Sommet UE-Russie, une réunion sous haute tension

A l’approche du Sommet du 18 mai, des fonctionnaires de l’UE ont souligné l’importance stratégique à long terme de la relation UE-Russie. La Pologne a toutefois soutenu qu’elle maintiendrait son veto à une ouverture des négociations de coopération entre l’Union et la Russie, à moins d’être soutenue sur le dossier de la sécurité énergétique.

A l’approche du Sommet du 18 mai, des fonctionnaires de l’UE ont souligné l’importance stratégique à long terme de la relation UE-Russie. La Pologne a toutefois soutenu qu’elle maintiendrait son veto à une ouverture des négociations de coopération entre l’Union et la Russie, à moins d’être soutenue sur le dossier de la sécurité énergétique.

En Bref :

S’efforçant de dédramatiser les spéculations sur un fiasco éventuel de la rencontre, des officiels européens ont indiqué que le sommet UE-Russie du 18 mai 2007 se caractériserait par un « dialogue franc et ouvert » et « sans tabous ».

Des tensions subsistent cependant, la Pologne ayant précisé qu’elle maintiendrait son veto à l’ouverture des discussions de coopération entre l’UE et la Russie à moins d’être épaulée par d’autres États membres sur la question de la sécurité énergétique. Varsovie souhaite que le Sommet débouche sur une déclaration visant à garantir la sécurité énergétique de la Pologne et des anciennes républiques soviétiques fortement dépendantes du gaz et du pétrole russes, a déclaré un porte parole polonais le 15 mai. « La forme de cette déclaration doit encore être discutée » aurait ajouté le porte parole, selon l’agence de presse britannique AFX News.

Ce dossier a mis les relations entre la Pologne et l’Allemagne à rude épreuve.
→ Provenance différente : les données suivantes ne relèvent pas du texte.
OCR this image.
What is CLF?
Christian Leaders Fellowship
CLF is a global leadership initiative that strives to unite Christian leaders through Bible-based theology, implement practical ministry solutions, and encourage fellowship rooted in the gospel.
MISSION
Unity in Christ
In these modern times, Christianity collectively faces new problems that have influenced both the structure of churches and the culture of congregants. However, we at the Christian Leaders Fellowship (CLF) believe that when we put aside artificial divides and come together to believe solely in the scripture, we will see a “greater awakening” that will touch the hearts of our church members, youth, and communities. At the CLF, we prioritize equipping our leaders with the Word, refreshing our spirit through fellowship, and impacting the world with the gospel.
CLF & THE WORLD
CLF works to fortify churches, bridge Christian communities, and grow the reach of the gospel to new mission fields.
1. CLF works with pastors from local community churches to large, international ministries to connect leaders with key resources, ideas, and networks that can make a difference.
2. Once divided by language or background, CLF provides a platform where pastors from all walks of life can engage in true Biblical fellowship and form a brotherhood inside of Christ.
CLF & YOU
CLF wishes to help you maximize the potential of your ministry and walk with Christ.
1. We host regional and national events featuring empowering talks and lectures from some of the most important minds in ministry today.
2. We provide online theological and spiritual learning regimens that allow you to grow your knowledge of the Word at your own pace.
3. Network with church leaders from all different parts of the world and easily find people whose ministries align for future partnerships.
L’agenda du Sommet préparé par la chancelière Angela Merkel contournerait « les questions épineuses de politique et de sécurité énergétique », a critiqué Varsovie. La Pologne et la Lituanie ont actuellement des relations tendues avec la Russie. Les deux pays européens se sont fortement opposés au maintien du Sommet. La délégation de l’UE rencontrera donc ses homologues russes avec un mandat de négociation affaibli.

La première phase de discussion devrait concerner la mise en place d’un « mécanisme d’alerte précoce » en matière de sécurité énergétique, de changement climatique, de visas et de questions frontalières. Le débat sur le statut du Kosovo, et des questions plus vastes comme la stabilité au Moyen-Orient et l’Iran devraient être abordées dans un deuxième temps.

Pour tenter de résoudre « au moins l’un » des différends actuels entre la Russie et plusieurs nouveaux États membres de l’UE, le ministre allemand des affaires étrangères, Fank-Walter Steinmeier, s’est rendu à Moscou le 15 mai afin de rencontrer le président russe, Vladimir Poutine et le ministre russe des affaires étrangères, Sergei Lavrov.